Mauricio Lopez was deported to Mexico after spending most of his life in the United States. Now he hopes against the odds that Joe Biden’s administration will let him return.
The 26-year-old English teacher is one of thousands of migrants known as “dreamers” who as children were taken to the US by their parents.
Like many Mexicans who were expelled, in particular under outgoing President Donald Trump, Lopez is hoping that President-elect Biden will push for changes that protect undocumented migrants.
“It would be good for us if he relaxes immigration laws … if there are asylum processes, if he makes it easier for us to obtain work permits or tourist visas, since many of us have families there,” he said.
Lopez was deported to Mexico from North Carolina in 2016 after he was unable to renew his residency permit under the DACA program for unauthorized immigrants brought to the United States as children.
He was deported with his mother, leaving behind a sister but joining a brother who had already been sent back to Mexico years earlier.
– Biden’s hands tied? –
Lopez is part of a growing number of deportees trying to integrate into a country that often feels foreign to them.
Around 89,000 Mexicans were expelled from the United States in the first half of this year, according to the interior ministry.
Widespread expulsions have also occurred under Democratic administrations.
About three million unauthorized immigrants were deported by former president Barack Obama between 2009 and 2016, when Biden was vice president.
Biden has signaled a break with the policies of Trump, who vowed to halt almost all immigration and expel the more than 10 million undocumented migrants estimated to live in the United States.
The Republican sparked anger during his 2016 election campaign when he branded Mexican migrants “rapists” and drug dealers, and vowed to build a wall along the southern US border.
But experts say Biden may be hamstrung by a Republican-controlled Senate, depending on the result of runoffs in the state of Georgia on January 5.
“Even with the best will of the new government, it (change) won’t happen imminently,” said Leticia Calderon, an expert on migration at Mexico’s Mora Institute.
The Democrat’s win should not be seen as an “invitation to migrate” because “the bad guy is leaving and now the good guys” are in the White House, she said.
“The immigration system in the United States has no political party.”
– ‘Feel more positive’ –
One area where she does expect action from Biden is to try to address rights for “Dreamers” to stay and work in the United States.
Biden fiercely criticized Trump’s moves against “Dreamers.”
“It’s likely that they will deal with it in the first 100 days of government, but it has to go through the Senate,” where it is likely to meet resistance, Calderon said.
Even if it is too late for him personally, Lopez hopes that other young migrants can benefit under the new administration.
“The Dreamers feel more positive with Biden.
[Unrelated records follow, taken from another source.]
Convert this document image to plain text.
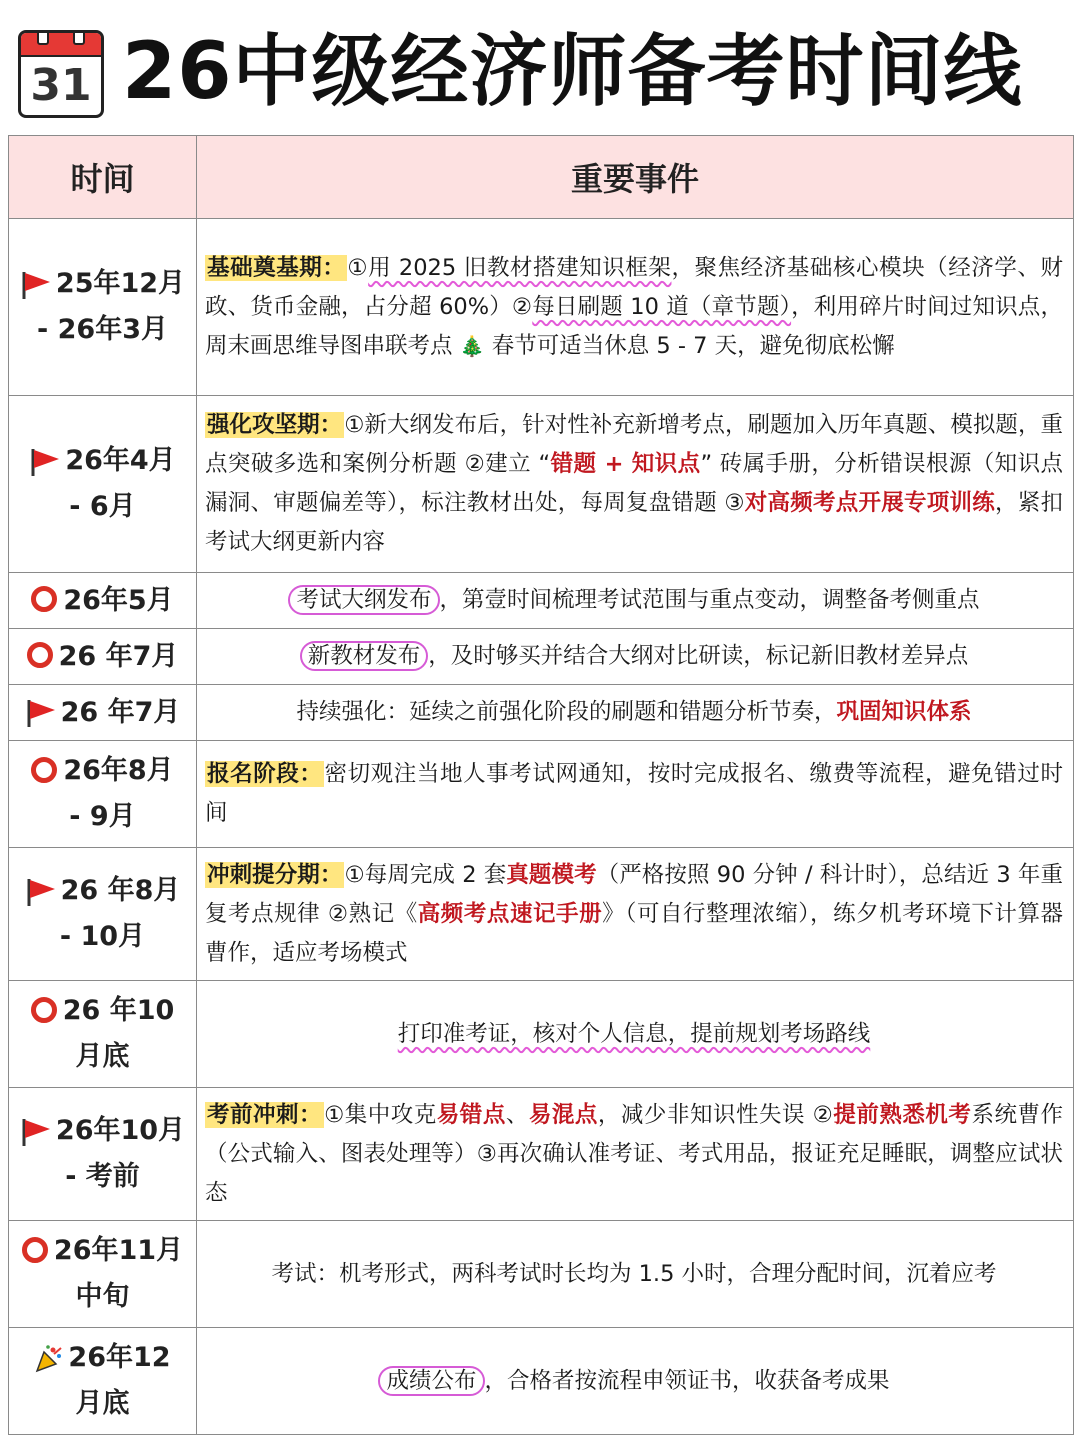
31 26中级经济师备考时间线
时间	重要事件
25年12月
- 26年3月	基础奠基期：①用 2025 旧教材搭建知识框架，聚焦经济基础核心模块（经济学、财政、货币金融，占分超 60%）②每日刷题 10 道（章节题），利用碎片时间过知识点，周末画思维导图串联考点 🎄 春节可适当休息 5 - 7 天，避免彻底松懈
26年4月
- 6月	强化攻坚期：①新大纲发布后，针对性补充新增考点，刷题加入历年真题、模拟题，重点突破多选和案例分析题 ②建立 “错题 + 知识点” 砖属手册，分析错误根源（知识点漏洞、审题偏差等），标注教材出处，每周复盘错题 ③对高频考点开展专项训练，紧扣考试大纲更新内容
26年5月	考试大纲发布 ，第壹时间梳理考试范围与重点变动，调整备考侧重点
26 年7月	新教材发布 ，及时够买并结合大纲对比研读，标记新旧教材差异点
26 年7月	持续强化：延续之前强化阶段的刷题和错题分析节奏，巩固知识体系
26年8月
- 9月	报名阶段：密切观注当地人事考试网通知，按时完成报名、缴费等流程，避免错过时间
26 年8月
- 10月	冲刺提分期：①每周完成 2 套真题模考（严格按照 90 分钟 / 科计时），总结近 3 年重复考点规律 ②熟记《高频考点速记手册》（可自行整理浓缩），练夕机考环境下计算器曹作，适应考场模式
26 年10
月底	打印准考证，核对个人信息，提前规划考场路线
26年10月
- 考前	考前冲刺：①集中攻克易错点、易混点，减少非知识性失误 ②提前熟悉机考系统曹作（公式输入、图表处理等）③再次确认准考证、考式用品，报证充足睡眠，调整应试状态
26年11月
中旬	考试：机考形式，两科考试时长均为 1.5 小时，合理分配时间，沉着应考
26年12
月底	成绩公布 ，合格者按流程申领证书，收获备考成果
There’s hope that they have a route to citizenship or residency,” he said.
Around 12 million people born in Mexico live in the US, as well as another 26 million who have at least one parent or grandparent born on Mexican soil.
Father-of-two Ben Moreno, who has been deported from the US twice, most recently in 2014 during the Obama presidency, is also cautiously optimistic that things will improve.
“I honestly don’t think Biden will stop the deportations,” said the 54-year-old, who ran a construction company in Indiana.
“But what I do hope is that this administration will be fair about who it deports and how it does it,” he said.